In the second refrain of "Weary," Solange's goal changes; it is glory that she seeks now. Maybe she's forgoing her physical self for higher attainment. Maybe she's found closure. She asks again: Where does that leave you? Nine tracks later, exactly midway through the album, she asks another question: where do we go, and what comes next? It is from here on out that Solange leaves the world, focusing on a universe of her own conception. "All my niggas in the whole wide world," she sings with a smirk of my imagination. "Some shit is a must. This shit is for us… Oh, to be us." The song oozes confidence, all rightful reclamation and promises of rewarded hustles. The five-song run from "F.U.B.U." to "Junie" are pure joy, a glimpse into a utopia of Blackness. Everything—the music, the language, the dress, the community, the feeling— is ours, and Solange (and The-Dream, BJ the Chicago Kid, Q-Tip, Kelly Rowland and Nia Andrews) do their best to drive that point home. Literally, with nary a trace of hyperbole: this whole shit is ours.

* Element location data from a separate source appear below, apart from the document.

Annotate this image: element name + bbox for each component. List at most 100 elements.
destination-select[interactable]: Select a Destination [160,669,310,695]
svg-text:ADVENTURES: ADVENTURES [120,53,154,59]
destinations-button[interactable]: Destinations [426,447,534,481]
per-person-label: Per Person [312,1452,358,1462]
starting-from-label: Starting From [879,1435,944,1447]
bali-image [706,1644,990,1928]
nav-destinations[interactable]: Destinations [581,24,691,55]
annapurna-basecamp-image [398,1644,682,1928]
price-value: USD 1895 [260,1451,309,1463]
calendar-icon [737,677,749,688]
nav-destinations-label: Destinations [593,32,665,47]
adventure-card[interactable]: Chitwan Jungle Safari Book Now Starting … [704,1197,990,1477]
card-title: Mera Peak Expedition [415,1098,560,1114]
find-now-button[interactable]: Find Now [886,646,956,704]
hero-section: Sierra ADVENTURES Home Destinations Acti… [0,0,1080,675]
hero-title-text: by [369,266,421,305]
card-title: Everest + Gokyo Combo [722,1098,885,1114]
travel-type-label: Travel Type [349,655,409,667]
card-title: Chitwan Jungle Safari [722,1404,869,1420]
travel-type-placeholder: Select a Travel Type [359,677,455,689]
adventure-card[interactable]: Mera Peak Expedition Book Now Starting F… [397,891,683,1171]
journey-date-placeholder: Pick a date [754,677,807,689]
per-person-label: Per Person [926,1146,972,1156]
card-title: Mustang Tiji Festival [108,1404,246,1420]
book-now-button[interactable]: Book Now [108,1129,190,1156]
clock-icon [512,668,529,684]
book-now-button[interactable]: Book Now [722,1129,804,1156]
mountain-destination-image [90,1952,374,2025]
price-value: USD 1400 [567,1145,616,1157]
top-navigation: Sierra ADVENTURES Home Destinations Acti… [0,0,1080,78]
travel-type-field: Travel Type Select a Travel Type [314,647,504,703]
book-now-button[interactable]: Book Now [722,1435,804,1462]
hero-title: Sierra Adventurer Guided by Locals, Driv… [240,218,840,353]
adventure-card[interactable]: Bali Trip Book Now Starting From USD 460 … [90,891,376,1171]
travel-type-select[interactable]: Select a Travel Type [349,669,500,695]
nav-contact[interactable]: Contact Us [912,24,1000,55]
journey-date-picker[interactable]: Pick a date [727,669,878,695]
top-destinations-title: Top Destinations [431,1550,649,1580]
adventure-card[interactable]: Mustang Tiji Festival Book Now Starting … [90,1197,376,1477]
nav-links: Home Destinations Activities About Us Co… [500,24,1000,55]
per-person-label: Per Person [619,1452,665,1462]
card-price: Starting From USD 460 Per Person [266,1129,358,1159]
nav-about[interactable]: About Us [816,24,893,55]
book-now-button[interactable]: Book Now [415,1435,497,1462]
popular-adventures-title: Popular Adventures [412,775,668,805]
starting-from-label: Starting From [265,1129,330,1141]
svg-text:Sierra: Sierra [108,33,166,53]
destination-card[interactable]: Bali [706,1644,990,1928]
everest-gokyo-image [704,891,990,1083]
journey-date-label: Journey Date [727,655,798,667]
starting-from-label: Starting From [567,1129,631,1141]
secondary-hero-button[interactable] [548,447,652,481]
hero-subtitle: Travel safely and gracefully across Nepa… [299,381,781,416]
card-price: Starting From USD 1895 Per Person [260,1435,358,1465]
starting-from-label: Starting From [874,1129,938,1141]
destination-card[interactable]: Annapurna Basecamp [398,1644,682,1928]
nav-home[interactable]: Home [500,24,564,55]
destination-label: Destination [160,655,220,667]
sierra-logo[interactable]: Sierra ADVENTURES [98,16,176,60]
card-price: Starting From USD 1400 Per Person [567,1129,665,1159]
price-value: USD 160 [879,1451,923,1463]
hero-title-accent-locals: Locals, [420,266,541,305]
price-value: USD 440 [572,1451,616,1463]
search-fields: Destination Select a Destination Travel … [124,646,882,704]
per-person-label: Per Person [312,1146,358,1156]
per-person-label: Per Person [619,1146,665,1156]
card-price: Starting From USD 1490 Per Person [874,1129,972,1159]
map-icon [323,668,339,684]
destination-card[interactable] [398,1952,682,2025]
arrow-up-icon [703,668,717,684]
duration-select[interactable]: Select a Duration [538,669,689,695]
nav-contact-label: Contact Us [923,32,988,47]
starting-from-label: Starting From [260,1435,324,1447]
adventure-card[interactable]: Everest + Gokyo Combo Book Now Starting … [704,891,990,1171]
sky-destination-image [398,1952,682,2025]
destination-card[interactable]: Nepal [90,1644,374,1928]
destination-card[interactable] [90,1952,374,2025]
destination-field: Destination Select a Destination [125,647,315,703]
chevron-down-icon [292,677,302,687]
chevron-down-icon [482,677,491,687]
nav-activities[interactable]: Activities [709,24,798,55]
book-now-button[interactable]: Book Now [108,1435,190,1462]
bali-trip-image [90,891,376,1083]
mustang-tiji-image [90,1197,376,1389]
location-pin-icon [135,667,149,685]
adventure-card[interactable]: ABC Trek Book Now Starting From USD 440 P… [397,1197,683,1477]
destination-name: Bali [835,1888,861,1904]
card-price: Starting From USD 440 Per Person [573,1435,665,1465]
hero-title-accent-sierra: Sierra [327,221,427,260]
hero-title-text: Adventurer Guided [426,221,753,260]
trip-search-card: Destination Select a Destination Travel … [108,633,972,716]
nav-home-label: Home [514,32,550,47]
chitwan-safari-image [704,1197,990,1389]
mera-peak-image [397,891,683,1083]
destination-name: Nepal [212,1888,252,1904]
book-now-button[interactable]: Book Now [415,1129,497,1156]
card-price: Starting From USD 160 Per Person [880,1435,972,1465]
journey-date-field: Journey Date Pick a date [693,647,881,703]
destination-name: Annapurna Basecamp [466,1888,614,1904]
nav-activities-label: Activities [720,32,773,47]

A Seat at the Table ends perfectly with an interlude, a sort of monologue of Master P's final revelation. "Sometimes you ask yourself, 'where's the peace?'," he questions, his voice the softest its been. "Everybody always talkin' bout peace, but as long as you find peace in what you doing, then you successful…" He pauses for a moment, carefully choosing his next words. "You gotta do stuff to where you can sleep at night. 'Cause the glory… Is in you." More than pain and sadness, A Seat at the Table is about triumph and ordinary regality. Of the glory of survival. And how sweet it is, indeed.